Он улыбнулся, будто камень свалился с души.
Да, маман, конечно же, собирается снова рожать. И прежде забеременев маман в первое время бывала очень вспыльчива и раздражительна. Потом же, когда живот начинал расти, все проходило. Маман пела, смеялась и шила крохотные ночные рубашечки и распашонки из фланели, отец ходил гордый как петух, сестры кудахтали как наседки и хлопотали на кухне, а братья гоготали и подтрунивали над всеми.
— Ей-Богу, — уверяли братья, — всякий раз, как маман на сносях, мы худеем фунтов на двадцать. Жратвы, что нам готовят, хватило бы разве только послушницам женского монастыря.
Да, подумал Арман, маман в положении, этим и объясняется ее нервозность. Может быть, на этот раз она принесет им девочку, и счет сравняется. Шесть братьев и шесть сестер. Беспокоиться не о чем. Война не доберется до Канады.
— …и хотя она была уже на восьмом месяце — на восьмом, представляете! — этот сукин сын изнасиловал ее.
Арман резко поднял голову и посмотрел в конец стола. Его дедушка слушал Луи Примо и согласно кивал.
— С немцами всегда так. Свиньи. Бешеные свиньи. Война делает их кровожадными.
— Зато мы все жмемся по углам, как трусливые бабы, — вставил вдруг Эдуард.
Впервые за вечер кто-то из молодых подал голос, и все собравшиеся повернулись и уставились на него.
— Тем более, — продолжил Эдуард, — что вы недооцениваете Францию. Никогда фрицам не покорить целую нацию, которая борется за правое дело.
— Ты еще ребенок, Эдуард, — холодно произнес Зенофиль. — Ты силен как бык, верно, но рассуждаешь — как младенец.
Эдуард вспыхнул, и Арман понял — брат уже жалеет, что открыл рот.
— Но Франция… — попытался было возразить Эдуард.

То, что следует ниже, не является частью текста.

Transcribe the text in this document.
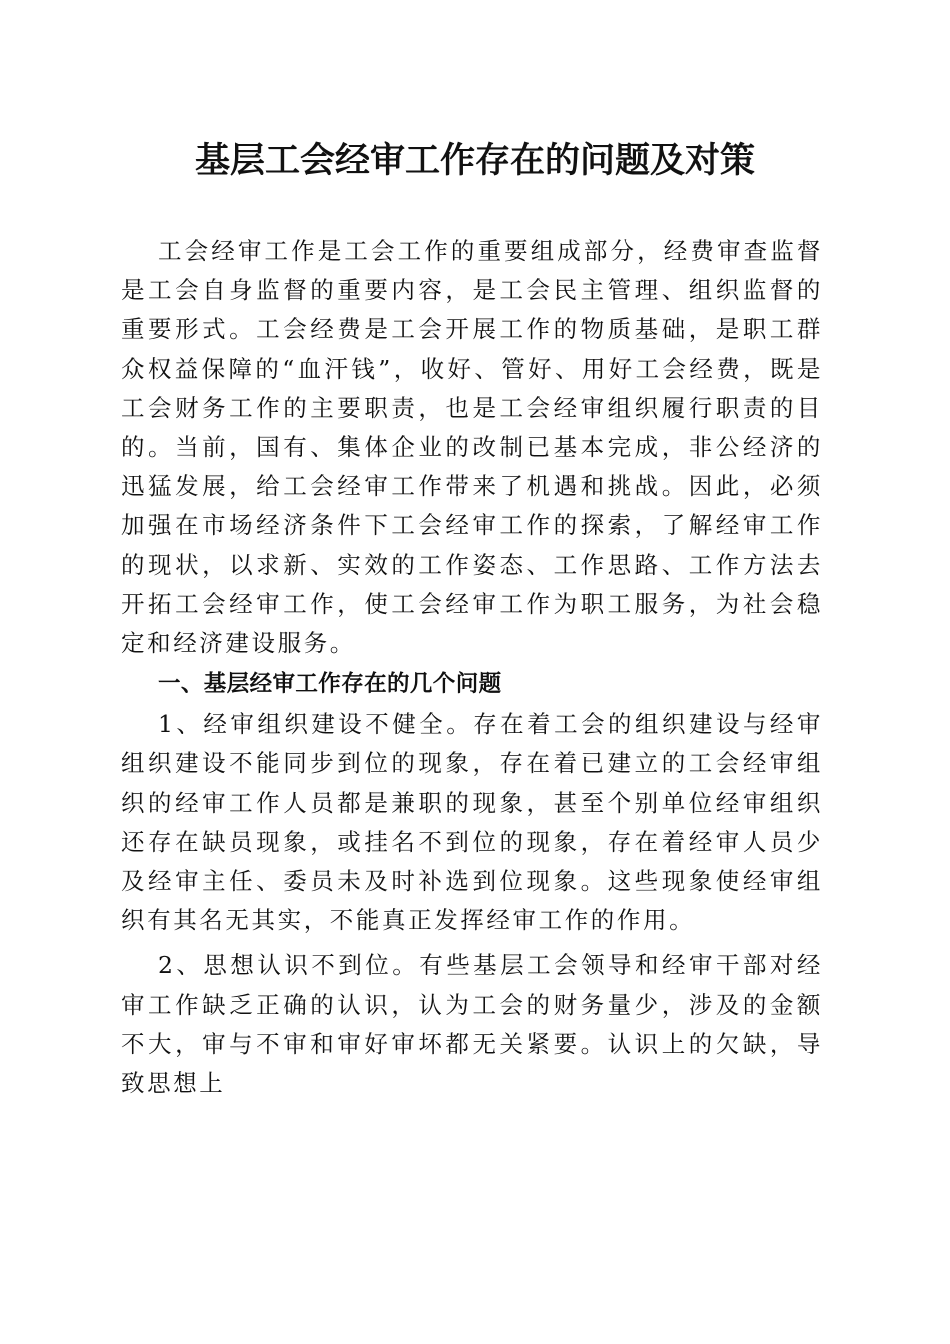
基层工会经审工作存在的问题及对策

工会经审工作是工会工作的重要组成部分，经费审查监督是工会自身监督的重要内容，是工会民主管理、组织监督的重要形式。工会经费是工会开展工作的物质基础，是职工群众权益保障的“血汗钱”，收好、管好、用好工会经费，既是工会财务工作的主要职责，也是工会经审组织履行职责的目的。当前，国有、集体企业的改制已基本完成，非公经济的迅猛发展，给工会经审工作带来了机遇和挑战。因此，必须加强在市场经济条件下工会经审工作的探索，了解经审工作的现状，以求新、实效的工作姿态、工作思路、工作方法去开拓工会经审工作，使工会经审工作为职工服务，为社会稳定和经济建设服务。

一、基层经审工作存在的几个问题

1、经审组织建设不健全。存在着工会的组织建设与经审组织建设不能同步到位的现象，存在着已建立的工会经审组织的经审工作人员都是兼职的现象，甚至个别单位经审组织还存在缺员现象，或挂名不到位的现象，存在着经审人员少及经审主任、委员未及时补选到位现象。这些现象使经审组织有其名无其实，不能真正发挥经审工作的作用。

2、思想认识不到位。有些基层工会领导和经审干部对经审工作缺乏正确的认识，认为工会的财务量少，涉及的金额不大，审与不审和审好审坏都无关紧要。认识上的欠缺，导致思想上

— Французы не созданы для войны, — сказал Зенофиль. — Французы созданы для любви.
— Да! — пылко поддержал Луи Примо. — Может ли кто-нибудь представить, чтобы француз набросился на ребенка? Или ударил женщину?
Внезапно Арману перестало казаться, что его мать ждет ребенка.

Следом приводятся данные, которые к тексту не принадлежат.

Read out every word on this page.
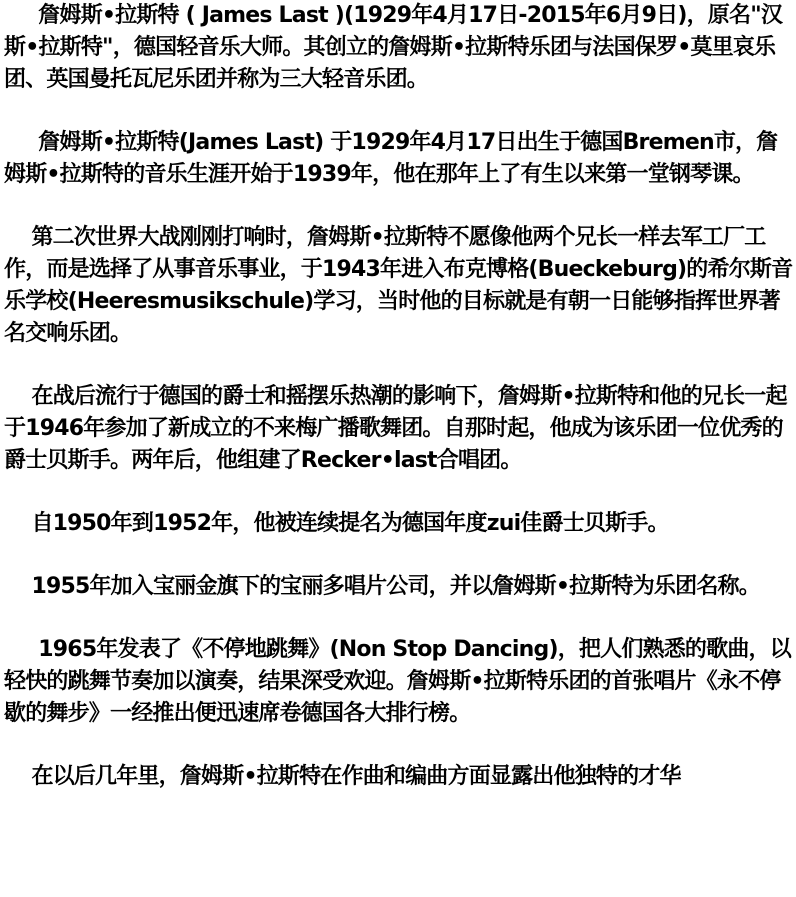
詹姆斯•拉斯特 ( James Last )(1929年4月17日-2015年6月9日)，原名"汉斯•拉斯特"，德国轻音乐大师。其创立的詹姆斯•拉斯特乐团与法国保罗•莫里哀乐团、英国曼托瓦尼乐团并称为三大轻音乐团。

詹姆斯•拉斯特(James Last) 于1929年4月17日出生于德国Bremen市，詹姆斯•拉斯特的音乐生涯开始于1939年，他在那年上了有生以来第一堂钢琴课。

第二次世界大战刚刚打响时，詹姆斯•拉斯特不愿像他两个兄长一样去军工厂工作，而是选择了从事音乐事业，于1943年进入布克博格(Bueckeburg)的希尔斯音乐学校(Heeresmusikschule)学习，当时他的目标就是有朝一日能够指挥世界著名交响乐团。

在战后流行于德国的爵士和摇摆乐热潮的影响下，詹姆斯•拉斯特和他的兄长一起于1946年参加了新成立的不来梅广播歌舞团。自那时起，他成为该乐团一位优秀的爵士贝斯手。两年后，他组建了Recker•last合唱团。

自1950年到1952年，他被连续提名为德国年度zui佳爵士贝斯手。

1955年加入宝丽金旗下的宝丽多唱片公司，并以詹姆斯•拉斯特为乐团名称。

1965年发表了《不停地跳舞》(Non Stop Dancing)，把人们熟悉的歌曲，以轻快的跳舞节奏加以演奏，结果深受欢迎。詹姆斯•拉斯特乐团的首张唱片《永不停歇的舞步》一经推出便迅速席卷德国各大排行榜。

在以后几年里，詹姆斯•拉斯特在作曲和编曲方面显露出他独特的才华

Какая участь ожидает маман и девчонок, если немцы захватят Канаду?
И снова, хотя Арман смотрел на мужчин, собравшихся вокруг длинного стола в "Рыбаре", он видел столовую в их доме. Еще нет девяти, за столом сидит маман с девочками. Она штопает одежду, а две его старшие сестры, Аурелия и Иветта, подрубают простыни, которые принесет с собой в новый дом Аурелия после того, как обвенчается с Омером Кормье. Адриенна, третья по старшинству, вышивает; иголка так и мелькает в ее руках, выныривая то с одной, то с другой стороны белоснежной ткани, натянутой внутри деревянного обруча. Адриена украшает розовыми цветами наволочки, которые тоже достанутся Аурелии. Две младшие сестренки, все их называют крошками, склонились над учебниками. У Армана защемило в груди, когда он представил себе восьмилетнюю Мишель и Марию, которой только недавно исполнилось семь.
Разговор продолжался, стаканы и кружки мелькали чаще и чаще, а в мозгу Армана роились обрывки фраз.
Свиньи. Ее изнасиловали, когда ей было только семь… Так, кажется, сказал Луи? Семь лет, и ее изнасиловал немец? Нет. Не может быть. Или — на восьмом месяце?
Маман!
Арман внезапно вскочил, опрокинув свой стакан и едва не свалив стол.
— В чем дело? — рявкнул Альсид.
— Я хочу пойти домой, — сказал Арман.
— Так уходи, — велел отец. — Только пойдешь один, потому что мы должны еще посидеть здесь.
Он отвернулся и возобновил беседу с Луи и Зенофилем, даже не проводив взглядом Армана, который зашагал к двери.
Из Сент-Терезы к ферме Бержеронов вела узкая и извилистая дорога, которая этим вечером показалась Арману бесконечной. Было душно, жара не спала, несмотря на яркую полную луну над головой; ноги плохо слушались Армана, он то и дело спотыкался.
Должно быть, вино сказывается, подумал Арман. Никогда прежде ему не казалось, что он продирается через высокую, доходящую до пояса траву, в то время как на самом деле он шел посреди дороги. Никогда прежде он не вдыхал аромата цветущих яблонь, в то время как яблони были усыпаны спелыми плодами, и никогда не слышал заливистого звона рождественских колокольчиков знойным августом. Арман попытался бежать, но ватные ноги не слушались. Все тело вдруг отяжелело, и Арману захотелось лишь одного — прилечь где-нибудь и забыться, ни о чем не думать и ничего не чувствовать.